这个C程序背后的逻辑是什么？

Question

Here is a small piece of program (14 lines of program) which counts the number of bits set in a number .

Input-Output --> 0-->0(0000000), 5-->2(0000101), 7-->3(0000111)

int CountBits (unsigned int x)
{
  static unsigned int mask[] = { 0x55555555,
      0x33333333,
      0x0F0F0F0F,
      0x00FF00FF,
      0x0000FFFF
      } ;

      int i ;
      int shift ; /* Number of positions to shift to right*/
      for (i =0, shift =1; i < 5; i ++, shift *= 2)
              x = (x & mask[i ])+ ( ( x >> shift) & mask[i]);
      return x;
}

Can someone explain the algorithm used here/why this works?

Answer 1

This post , by Ian Ashdown, explains it in more detail:

Freed's numbers are members of a sequence, where the Nth number of the sequence is itself an infinite sequence from right to left of 2* N 1's followed by 2 *N 0's, followed 2**N 1's, and so on. The initial numbers are:

...0101010101010101
...0011001100110011
...0000111100001111
...0000000011111111
...

For a word size of 16 bits then, we have four "B-constants":

B[1] = 0101010101010101
B[2] = 0011001100110011
B[3] = 0000111100001111
B[4] = 0000000011111111

So that's what those numbers in mask[] are, eg. 0x55555555 is the hexadecimal representation of the bit pattern 1010101010101010101010101010101 .

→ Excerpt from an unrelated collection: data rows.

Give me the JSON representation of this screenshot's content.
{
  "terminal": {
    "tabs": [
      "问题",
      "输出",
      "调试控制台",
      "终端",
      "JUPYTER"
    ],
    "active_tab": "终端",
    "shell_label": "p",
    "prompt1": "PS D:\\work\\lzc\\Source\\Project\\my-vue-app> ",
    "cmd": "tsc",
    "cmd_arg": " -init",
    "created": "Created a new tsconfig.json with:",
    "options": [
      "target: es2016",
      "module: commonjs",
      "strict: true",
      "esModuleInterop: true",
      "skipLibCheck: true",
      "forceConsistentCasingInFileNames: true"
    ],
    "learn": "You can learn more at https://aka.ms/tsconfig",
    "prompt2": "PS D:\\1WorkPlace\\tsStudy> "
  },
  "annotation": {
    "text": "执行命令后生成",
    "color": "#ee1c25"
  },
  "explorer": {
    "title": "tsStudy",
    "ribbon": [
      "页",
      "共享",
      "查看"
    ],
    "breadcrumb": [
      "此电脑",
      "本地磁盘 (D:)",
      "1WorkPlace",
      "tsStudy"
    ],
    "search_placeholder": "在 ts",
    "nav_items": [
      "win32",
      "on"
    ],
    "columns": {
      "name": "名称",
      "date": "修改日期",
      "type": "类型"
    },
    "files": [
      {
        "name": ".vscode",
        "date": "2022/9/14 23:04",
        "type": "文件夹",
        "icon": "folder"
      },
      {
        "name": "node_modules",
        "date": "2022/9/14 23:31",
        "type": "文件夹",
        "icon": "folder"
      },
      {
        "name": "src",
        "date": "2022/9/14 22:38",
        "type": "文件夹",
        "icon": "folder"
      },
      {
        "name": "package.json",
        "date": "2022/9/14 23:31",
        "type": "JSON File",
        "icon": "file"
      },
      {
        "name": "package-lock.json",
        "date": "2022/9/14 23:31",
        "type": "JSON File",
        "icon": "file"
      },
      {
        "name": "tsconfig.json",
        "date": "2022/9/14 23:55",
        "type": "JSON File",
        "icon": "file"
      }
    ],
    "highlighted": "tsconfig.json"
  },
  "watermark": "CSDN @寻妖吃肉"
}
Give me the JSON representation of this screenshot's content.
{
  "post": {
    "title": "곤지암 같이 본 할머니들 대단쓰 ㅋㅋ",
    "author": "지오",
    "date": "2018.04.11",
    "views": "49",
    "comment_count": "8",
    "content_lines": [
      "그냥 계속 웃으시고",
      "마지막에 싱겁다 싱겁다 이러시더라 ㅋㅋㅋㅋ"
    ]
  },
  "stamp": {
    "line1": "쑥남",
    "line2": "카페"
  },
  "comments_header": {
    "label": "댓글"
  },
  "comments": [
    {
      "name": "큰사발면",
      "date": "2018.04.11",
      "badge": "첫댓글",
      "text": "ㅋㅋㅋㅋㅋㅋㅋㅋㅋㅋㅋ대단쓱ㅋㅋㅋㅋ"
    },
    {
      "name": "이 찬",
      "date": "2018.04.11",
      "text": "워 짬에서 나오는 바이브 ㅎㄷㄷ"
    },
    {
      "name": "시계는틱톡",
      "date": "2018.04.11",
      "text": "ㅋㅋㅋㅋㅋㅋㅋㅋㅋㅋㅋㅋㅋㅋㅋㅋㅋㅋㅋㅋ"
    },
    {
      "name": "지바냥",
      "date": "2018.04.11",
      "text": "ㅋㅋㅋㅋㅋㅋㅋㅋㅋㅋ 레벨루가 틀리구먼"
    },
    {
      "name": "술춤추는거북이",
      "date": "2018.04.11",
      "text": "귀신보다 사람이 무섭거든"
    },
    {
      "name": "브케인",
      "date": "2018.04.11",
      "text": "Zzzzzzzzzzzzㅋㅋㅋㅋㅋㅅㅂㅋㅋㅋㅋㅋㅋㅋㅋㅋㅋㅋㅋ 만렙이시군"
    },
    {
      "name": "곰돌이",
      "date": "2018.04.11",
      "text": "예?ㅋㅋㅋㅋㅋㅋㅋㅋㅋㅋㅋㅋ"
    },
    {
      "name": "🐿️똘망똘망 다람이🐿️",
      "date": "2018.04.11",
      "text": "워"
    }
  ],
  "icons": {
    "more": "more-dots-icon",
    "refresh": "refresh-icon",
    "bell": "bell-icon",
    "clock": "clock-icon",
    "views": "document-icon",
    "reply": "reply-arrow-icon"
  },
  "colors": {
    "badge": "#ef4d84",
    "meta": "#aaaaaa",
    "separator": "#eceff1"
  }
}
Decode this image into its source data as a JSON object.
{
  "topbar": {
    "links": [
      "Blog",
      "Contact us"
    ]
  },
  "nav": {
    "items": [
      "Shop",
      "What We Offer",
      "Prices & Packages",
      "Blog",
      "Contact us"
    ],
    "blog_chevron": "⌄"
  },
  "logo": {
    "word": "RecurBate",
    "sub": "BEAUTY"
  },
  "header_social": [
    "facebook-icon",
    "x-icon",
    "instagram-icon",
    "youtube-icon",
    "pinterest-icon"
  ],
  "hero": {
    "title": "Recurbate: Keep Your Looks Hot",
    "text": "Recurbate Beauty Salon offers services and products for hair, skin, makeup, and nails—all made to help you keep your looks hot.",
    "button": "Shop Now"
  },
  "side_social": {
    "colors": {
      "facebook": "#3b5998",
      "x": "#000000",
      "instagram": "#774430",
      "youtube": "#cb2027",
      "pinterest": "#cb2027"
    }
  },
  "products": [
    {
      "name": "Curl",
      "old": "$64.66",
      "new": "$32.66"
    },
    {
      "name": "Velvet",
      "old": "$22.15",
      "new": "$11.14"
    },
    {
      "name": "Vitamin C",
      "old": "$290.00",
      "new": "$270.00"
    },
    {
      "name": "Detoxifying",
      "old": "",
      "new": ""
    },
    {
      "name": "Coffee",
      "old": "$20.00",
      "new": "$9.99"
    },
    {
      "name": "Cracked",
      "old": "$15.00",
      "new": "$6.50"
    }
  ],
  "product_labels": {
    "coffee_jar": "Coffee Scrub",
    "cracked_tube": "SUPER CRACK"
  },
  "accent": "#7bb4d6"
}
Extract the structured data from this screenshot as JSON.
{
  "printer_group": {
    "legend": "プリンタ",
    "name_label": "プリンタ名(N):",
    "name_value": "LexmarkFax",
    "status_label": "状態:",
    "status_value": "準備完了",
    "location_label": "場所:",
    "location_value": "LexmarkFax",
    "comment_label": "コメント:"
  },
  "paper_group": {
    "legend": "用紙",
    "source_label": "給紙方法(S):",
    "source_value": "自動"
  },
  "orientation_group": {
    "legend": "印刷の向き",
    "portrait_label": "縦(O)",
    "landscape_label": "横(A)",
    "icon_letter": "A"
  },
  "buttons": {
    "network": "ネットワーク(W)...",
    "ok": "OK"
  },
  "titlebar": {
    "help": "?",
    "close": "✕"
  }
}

The algorithm itself does this:

1. Interpret adjacent bits as numbers (0 or 1) and add them. The results are numbers that can be represented with two bits (ie. 0 to 3).
2. Interpret adjacent pairs of bits as numbers (0 to 3) and add them. The results can be represented with four bits (ie. 0 to 15).
3. Interpret adjacent groups-of-4 bits as numbers (0 to 15) and add them. The results can be represented with eight bits (ie. 0 to 255).

...and so on, until you have a result that is as wide as however many bits you need.

I suggest that you try it on paper, by hand, with a few numbers using the binary masks above. Then you might get a feel for the algorithm being expressed by that code.